When Mary was pregnant with baby Jesus, she went to visit her cousin Elizabeth who was also pregnant, and the story goes that the baby in Elizabeth’s womb leaped for joy and she was filled with the Holy Spirit. In the waters of creation, inside the mother of God, which is in a way the most primordial place of potential life, before even coming into the world, Jesus was recognized by another preparing to be born. And that leaping baby grew up to be a very important figure in the gospels and the subject of this week’s scripture reading- John the Baptist.

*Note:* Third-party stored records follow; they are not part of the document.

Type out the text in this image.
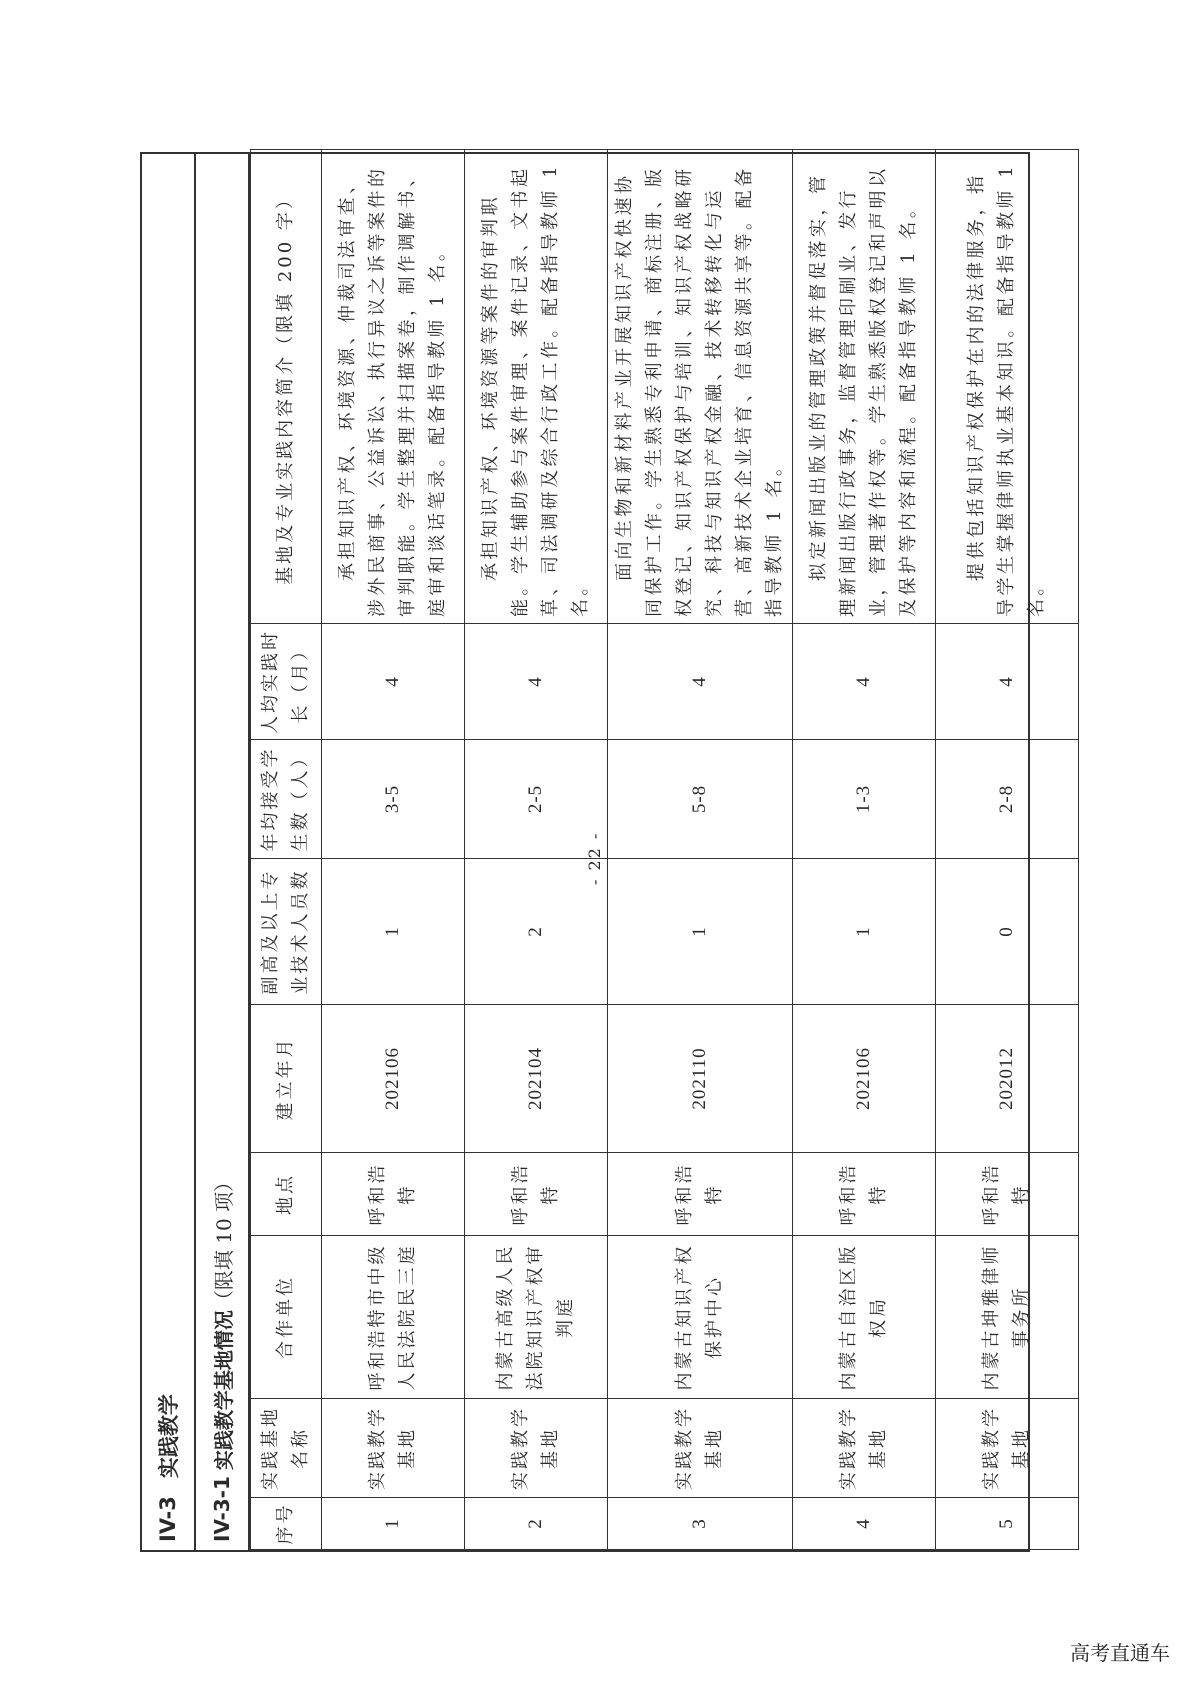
IV-3
实践教学
IV-3-1
实践教学基地情况
（限填 10 项）
序号	实践基地名称	合作单位	地点	建立年月	副高及以上专业技术人员数	年均接受学生数（人）	人均实践时长（月）	基地及专业实践内容简介（限填 200 字）
1	实践教学基地	呼和浩特市中级人民法院民三庭	呼和浩特	202106	1	3-5	4	承担知识产权、环境资源、仲裁司法审查、涉外民商事、公益诉讼、执行异议之诉等案件的审判职能。学生整理并扫描案卷，制作调解书、庭审和谈话笔录。配备指导教师 1 名。
2	实践教学基地	内蒙古高级人民法院知识产权审判庭	呼和浩特	202104	2	2-5	4	承担知识产权、环境资源等案件的审判职能。学生辅助参与案件审理、案件记录、文书起草、司法调研及综合行政工作。配备指导教师 1 名。
3	实践教学基地	内蒙古知识产权保护中心	呼和浩特	202110	1	5-8	4	面向生物和新材料产业开展知识产权快速协同保护工作。学生熟悉专利申请、商标注册、版权登记、知识产权保护与培训、知识产权战略研究、科技与知识产权金融、技术转移转化与运营、高新技术企业培育、信息资源共享等。配备指导教师 1 名。
4	实践教学基地	内蒙古自治区版权局	呼和浩特	202106	1	1-3	4	拟定新闻出版业的管理政策并督促落实，管理新闻出版行政事务，监督管理印刷业、发行业，管理著作权等。学生熟悉版权登记和声明以及保护等内容和流程。配备指导教师 1 名。
5	实践教学基地	内蒙古坤雅律师事务所	呼和浩特	202012	0	2-8	4	提供包括知识产权保护在内的法律服务，指导学生掌握律师执业基本知识。配备指导教师 1 名。
- 22 -
高考直通车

The way a story begins is very significant, and the gospel writers knew this. Only two of the 4 gospel accounts begin with the story of Jesus’ birth, and Mark is not one of them. Our scripture reading today is the first 8 lines of the gospel according to Mark, and it starts out by saying, “This is the beginning of the good news.”  The author goes on to describe a fully grown John the Baptist in the wilderness, with garments made of camel hair and subsisting on bugs and honey. If you’ve read the Harry Potter books, I sort of think of him as Hagrid. A big wild looking character who gets along well with monsters. Bible scholars say his description echoes the description of the prophet Elijah, described in 2 Kings as being “a hairy man with a leather belt around his waist”. John has learned to live with wild beasts, and he is at home in the wilderness. 

In the Ancient Near Eastern imagination, the Wilderness was a place of transformation, soul searching, and even doubt. It appears in many other stories, also translated as desert. It’s a place where intense things happen- such as when Moses has lost his direction in life and he encounters God in a burning bush. It can also symbolize isolation and a certain amount of deprivation or need for food and water, such as when the Israelites wandered the desert for 40 years after being liberated from slavery. There is a longing for God and a searching that’s implied. 

And according to Mark, this is where the good news starts? Really? In the wilderness, the place of isolation and doubt, fear and uncertainty? With dangerous animals all around and a voice crying out? Right after Jesus is baptized, he is also immediately sent into the wilderness by the Spirit, where he is tested. This is essentially how he begins his ministry. Ultimately, his time in the wilderness fortifies him for the beautiful things he would accomplish later, but I’m sure those forty days were difficult- with Satan tempting him and surrounded by wild beasts. 

I saw a quote recently, that said “Everything you’re going through is preparing you for what you asked for”. I’m not someone who would tell you that suffering is salvific, the reason for suffering is beyond my understanding. But the idea that we are being made into something by God, that God has a plan for us and that what God has in mind is better than anything we could imagine for ourselves, is something I’ve come to believe in deeply. If you’re feeling like you’re in the wilderness now, just remember what started there. Because God might be preparing you for something. Maybe as a people and as a world we are being prepared too. And maybe our journey through this wilderness is just the beginning of something beautiful.